- 9.11.2013 00:00
Günümüz dünyasında bir inanç sistemine bağlı yaşamak oldukça zor. Seküler ideolojiler için de geçerli olan bu zorluk, dinler sözkonusu olduğunda daha da derinleşiyor. Çağımız, farklı köken ve inançta insanların yan yana yaşama zorunluluğunun zirve yaptığı bir çağ.
Kendi inançlarının mutlaklığına inananlar, farklı inanç sistemlerinin benzer mutlaklık iddialarına sahip mensuplarıyla yan yana yaşamak durumundalar. Bunun getirdiği relativizasyon (görecelileşme) baskısıyla baş edebilmek kolay değil. “Ötekilerle” benzerliğin keşfedilmesini daha da kolaylaştıran küresel zamanlarda, kendi biriciklik iddianıza inanabilmek ve bu inancı koruyabilmek, özellikle tek tanrılı dinler açısından büyük bir zorluk teşkil ediyor.
Dinlerin rekabet etmek durumunda oldukları rakipleri, sadece diğer dinlerle de sınırlı değil. Kendi hakikat iddialarına sahip seküler ideolojilerle de yarışmak zorundalar. Dinlerin en büyük rakiplerinden birisi de “liberal nihilizm”. Küreselleşmenin yükselen materyalist değerleriyle oldukça uyumlu, görünüşte çok-kültürlü, özde ise “her inanç sisteminin (seküler olanlar dâhil) eşit değersizlikte olduğunu” yaygınlaştıran bir anlayış, liberal nihilizm. Diğer ideolojiler gibi de yayılmıyor: Kitap sevmiyor ama görüntüden hoşlanıyor. Gündelik hayat pratikleri vasıtasıyla, mülkiyetçi bireyciliğin alanının giderek genişlemesiyle etkinlik kazanıyor. Bu hâliyle İslamcılık ve sosyalizm dâhil, modern ideolojilerin hepsini tehdit eden bir gündelik nihilizm pompalıyor.
Dinlerin küreselleşmesi, aynı dinin içerisindeki yorum farklılıklarını da artırıyor. Sınırları belli ve nispeten dünyaya kapalı bir ülkede, dindarların hangi dinî otoritelere bağlanacakları az çok belirgindir. Oysa küreselleşmeyle beraber, dinin yorumlanmasında da ciddi bir çoğullaşma ortaya çıkıyor. “Sokak vaizlerinden” oldukça donanımlı “televangelistlere” kadar, her arayışa uygun din yorumları öne çıkıyor. Aynı dinin belirli bir yorumuna yakın olanlar, diğer yorum biçimlerini tehdit edici olarak algılayabiliyorlar.

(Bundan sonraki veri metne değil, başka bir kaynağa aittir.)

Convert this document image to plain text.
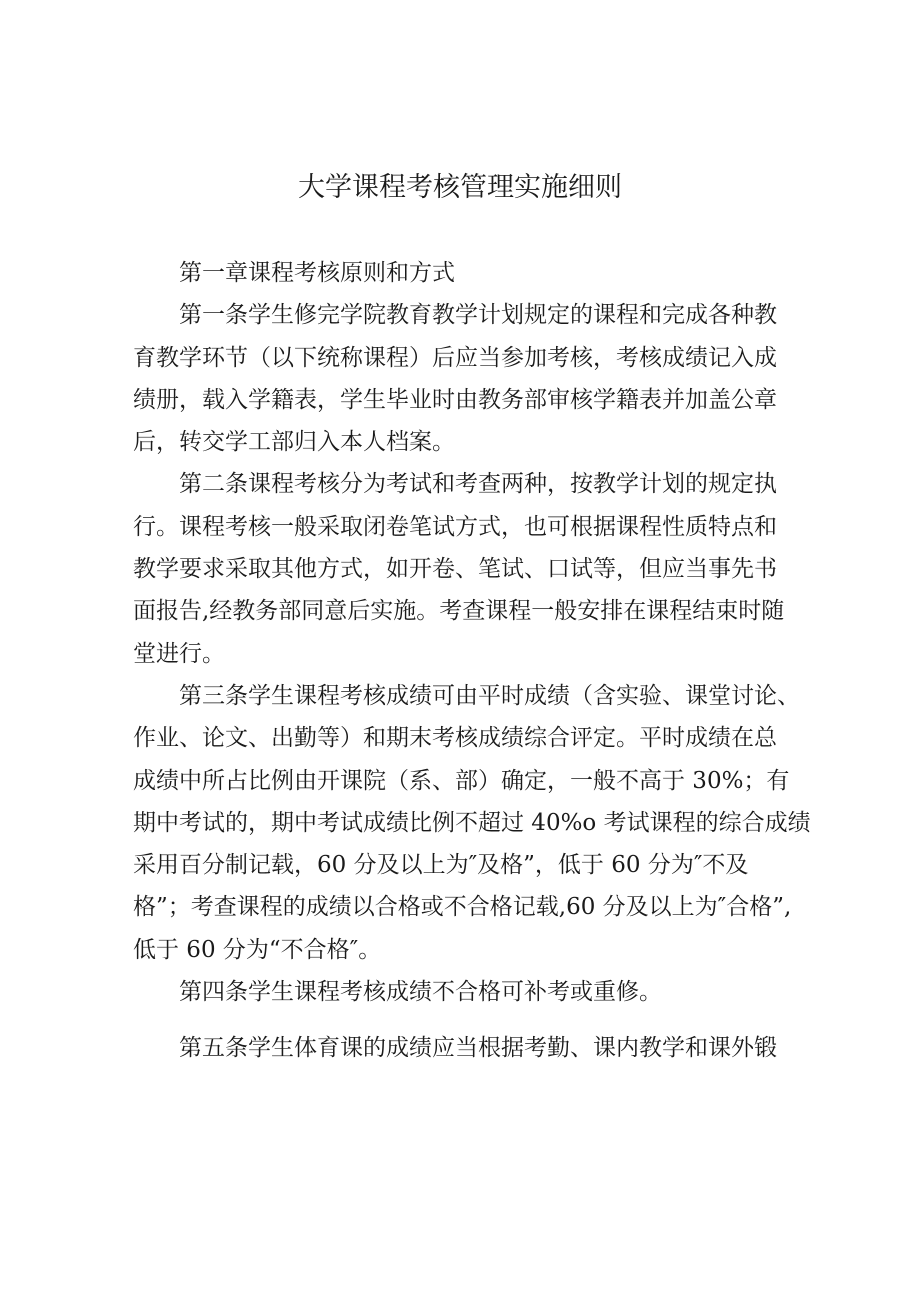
大学课程考核管理实施细则

第一章课程考核原则和方式

第一条学生修完学院教育教学计划规定的课程和完成各种教
育教学环节（以下统称课程）后应当参加考核，考核成绩记入成
绩册，载入学籍表，学生毕业时由教务部审核学籍表并加盖公章
后，转交学工部归入本人档案。

第二条课程考核分为考试和考查两种，按教学计划的规定执
行。课程考核一般采取闭卷笔试方式，也可根据课程性质特点和
教学要求采取其他方式，如开卷、笔试、口试等，但应当事先书
面报告,经教务部同意后实施。考查课程一般安排在课程结束时随
堂进行。

第三条学生课程考核成绩可由平时成绩（含实验、课堂讨论、
作业、论文、出勤等）和期末考核成绩综合评定。平时成绩在总
成绩中所占比例由开课院（系、部）确定，一般不高于 30%；有
期中考试的，期中考试成绩比例不超过 40%o 考试课程的综合成绩
采用百分制记载，60 分及以上为″及格”，低于 60 分为″不及
格”；考查课程的成绩以合格或不合格记载,60 分及以上为″合格”,
低于 60 分为“不合格″。

第四条学生课程考核成绩不合格可补考或重修。

第五条学生体育课的成绩应当根据考勤、课内教学和课外锻
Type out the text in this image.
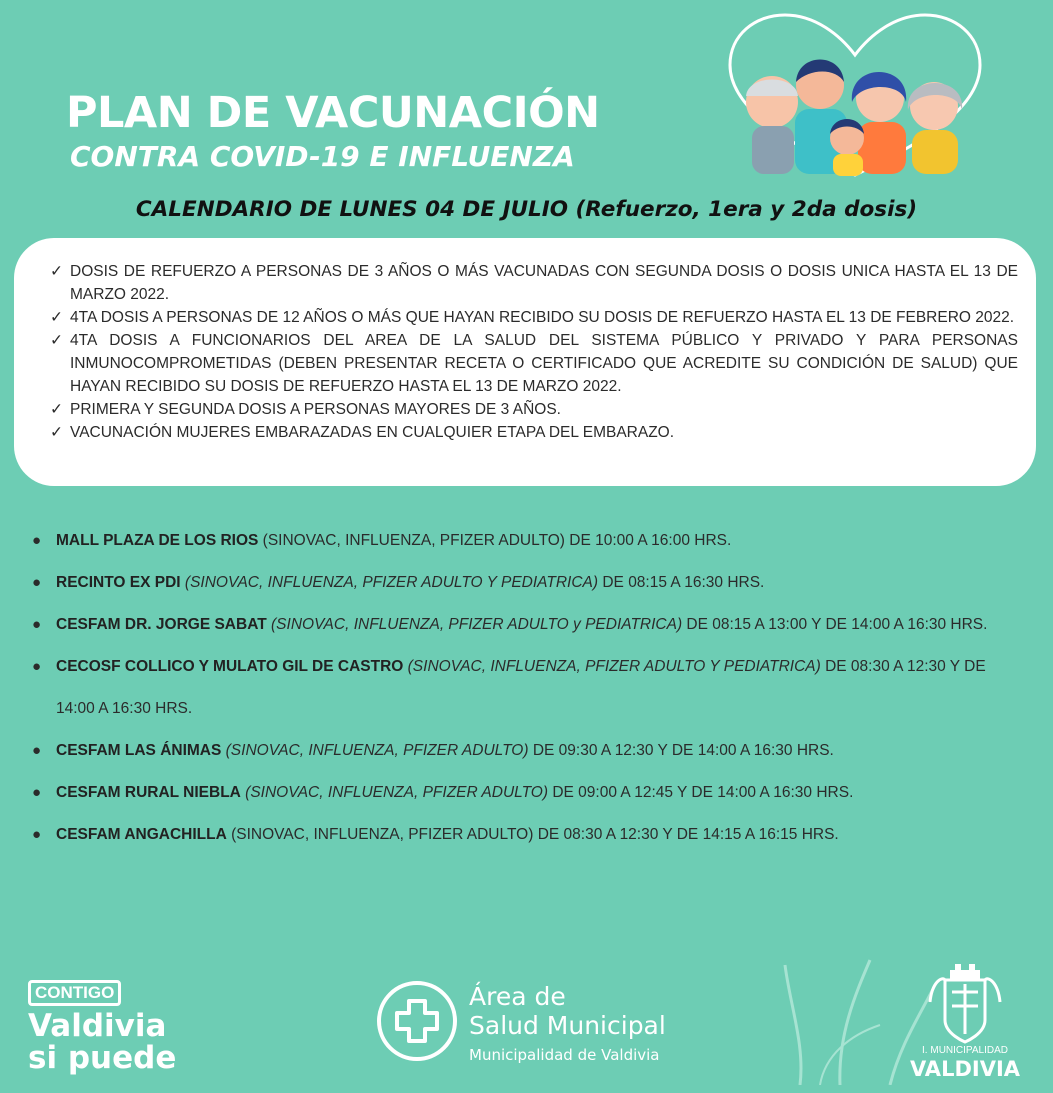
PLAN DE VACUNACIÓN
CONTRA COVID-19 E INFLUENZA
CALENDARIO DE LUNES 04 DE JULIO (Refuerzo, 1era y 2da dosis)
✓ DOSIS DE REFUERZO A PERSONAS DE 3 AÑOS O MÁS VACUNADAS CON SEGUNDA DOSIS O DOSIS UNICA HASTA EL 13 DE MARZO 2022.
✓ 4TA DOSIS A PERSONAS DE 12 AÑOS O MÁS QUE HAYAN RECIBIDO SU DOSIS DE REFUERZO HASTA EL 13 DE FEBRERO 2022.
✓ 4TA DOSIS A FUNCIONARIOS DEL AREA DE LA SALUD DEL SISTEMA PÚBLICO Y PRIVADO Y PARA PERSONAS INMUNOCOMPROMETIDAS (DEBEN PRESENTAR RECETA O CERTIFICADO QUE ACREDITE SU CONDICIÓN DE SALUD) QUE HAYAN RECIBIDO SU DOSIS DE REFUERZO HASTA EL 13 DE MARZO 2022.
✓ PRIMERA Y SEGUNDA DOSIS A PERSONAS MAYORES DE 3 AÑOS.
✓ VACUNACIÓN MUJERES EMBARAZADAS EN CUALQUIER ETAPA DEL EMBARAZO.
● MALL PLAZA DE LOS RIOS (SINOVAC, INFLUENZA, PFIZER ADULTO) DE 10:00 A 16:00 HRS.
● RECINTO EX PDI (SINOVAC, INFLUENZA, PFIZER ADULTO Y PEDIATRICA) DE 08:15 A 16:30 HRS.
● CESFAM DR. JORGE SABAT (SINOVAC, INFLUENZA, PFIZER ADULTO y PEDIATRICA) DE 08:15 A 13:00 Y DE 14:00 A 16:30 HRS.
● CECOSF COLLICO Y MULATO GIL DE CASTRO (SINOVAC, INFLUENZA, PFIZER ADULTO Y PEDIATRICA) DE 08:30 A 12:30 Y DE 14:00 A 16:30 HRS.
● CESFAM LAS ÁNIMAS (SINOVAC, INFLUENZA, PFIZER ADULTO) DE 09:30 A 12:30 Y DE 14:00 A 16:30 HRS.
● CESFAM RURAL NIEBLA (SINOVAC, INFLUENZA, PFIZER ADULTO) DE 09:00 A 12:45 Y DE 14:00 A 16:30 HRS.
● CESFAM ANGACHILLA (SINOVAC, INFLUENZA, PFIZER ADULTO) DE 08:30 A 12:30 Y DE 14:15 A 16:15 HRS.
CONTIGO
Valdivia
si puede
Área de
Salud Municipal
Municipalidad de Valdivia	I. MUNICIPALIDAD
VALDIVIA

Elbette yukarıda bahsedilen relativizasyon süreci ve bundan kaynaklanan tehdit algıları, sadece göçmen Müslümanlar için sözkonusu değil. Günümüz dünyasında, görsel imajlar rahatlıkla evlerimize kadar sızabiliyor. Siz evinizde otururken de, yukarıda bahsedilen etkilerle karşı karşıya kalabiliyorsunuz.
Başka inanç mensuplarının yaşayışlarını yakından izleyerek, onlarla olan benzerliklerinizin farkına varabiliyorsunuz. “Ötekiler” hakkında, aracısız ve kendi başınıza fikir edinmek; kendinizi onların aynasında tartmak, her zamankinden daha kolay ve bir bakıma kaçınılmaz. Artık geçmişte olduğu gibi sadece size benzeyenlerden oluşan kapalı bir cemaatte yaşama imkânınız yok. Benim inancın kırılganlığı dediğim olgunun nedenleri bunlar.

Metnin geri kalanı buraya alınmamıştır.